Conversely, terrestrial radio stations did not provide a revenue stream, as they only pay songwriters to play their music; they are not required to pay performance royalties to the performers. For example, Rihanna would not receive royalties if a radio station played her recording of “Same Ol’ Mistakes,” a cover of Tame Impala’s “New Person, Same Old Mistakes.” However, Tame Impala’s principal songwriter Kevin Parker would be entitled to such royalties. Many musicians have deemed this patently unfair for U.S. airplay. Most other developed countries have laws that require some level of compensation for performers played on AM/FM radio.
On June 24, 2021, U.S. Representatives Darrell Issa (R-CA) and Ted Deutch (D-FL) introduced the American Music Fairness Act (“AMFA”), which aims to pay royalties to performers when their songs are played on terrestrial radio. Here we explore the bill itself, as well as its implications for artists and radio stations in the U.S.
What Exactly Does the AMFA Purport to Do?
The AMFA was drafted in response to the Local Radio Freedom Act, a competing bill that would reaffirm the current royalty-free broadcasting framework for local television and radio stations, which was recently revived after decades of dormancy. The two bills highlight a historic battle between large radio corporations and music creators, but the AMFA attempts to strike a compromise.
The primary focus of the AMFA is closing the gap that exempts terrestrial radio stations from playing music without paying royalties. Proceedings under the Copyright Royalty Board (“CRB”) would begin “as soon as practicable” after the date of enactment of the law and would remain in effect until December 31, 2028. The CRB would determine royalty rates and deadlines, and royalties would then be distributed per the established deadlines. Proceedings to adjust rates and due dates would occur every five years.
Smaller broadcasters would receive special treatment. To qualify for such special treatment, a radio station would need to 1) accrue individual revenue of less than $1.5 million in a year; 2) aggregate less than $10 million in revenue in conjunction with its owners, operators or direct controllers; and 3) provide written certifications to a CRB-designated nonprofit collective, which would distribute receipts from licensed transmissions. As the bill is currently drafted, these qualified broadcasters would pay a yearly flat fee, as opposed to the royalty rates standardized by the CRB, based on their annual revenue or status as a public broadcasting entity. For example, radio stations that generate less than $100,000 in revenue would pay $10 per year. However, public broadcasting stations generating between $100,000 and $1.5 million in revenue would pay $100 per year, whereas non-public broadcasting stations would pay $500.

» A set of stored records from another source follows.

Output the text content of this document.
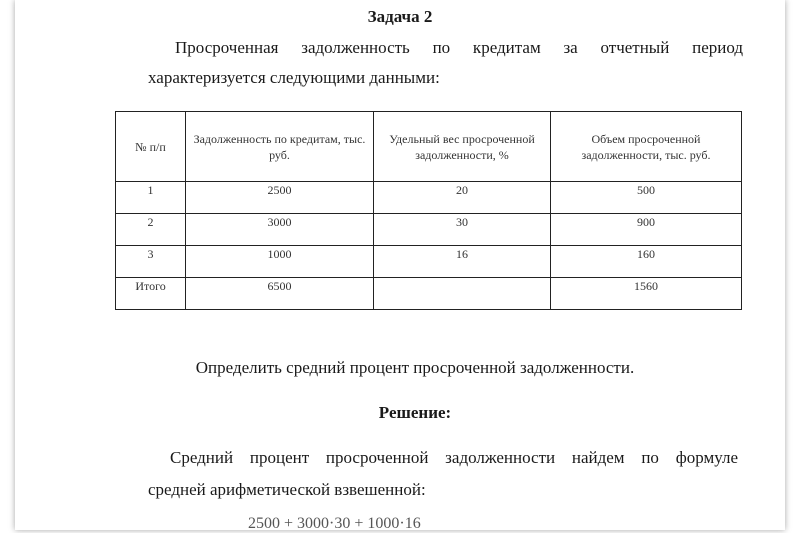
Задача 2
Просроченная задолженность по кредитам за отчетный период
характеризуется следующими данными:
№ п/п	Задолженность по кредитам, тыс. руб.	Удельный вес просроченной задолженности, %	Объем просроченной задолженности, тыс. руб.
1	2500	20	500
2	3000	30	900
3	1000	16	160
Итого	6500		1560
Определить средний процент просроченной задолженности.
Решение:
Средний процент просроченной задолженности найдем по формуле
средней арифметической взвешенной:
2500 + 3000·30 + 1000·16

Additionally, stations playing music pursuant to previously granted compulsory licenses would have to pay 50% of the required royalties to the CRB-designated collective for statutory licensing receipts. The collective would then distribute those payments proportionately among the featured and non-featured performers on each sound recording, i.e., those that play a more prominent role in a recording versus those “behind the curtain.”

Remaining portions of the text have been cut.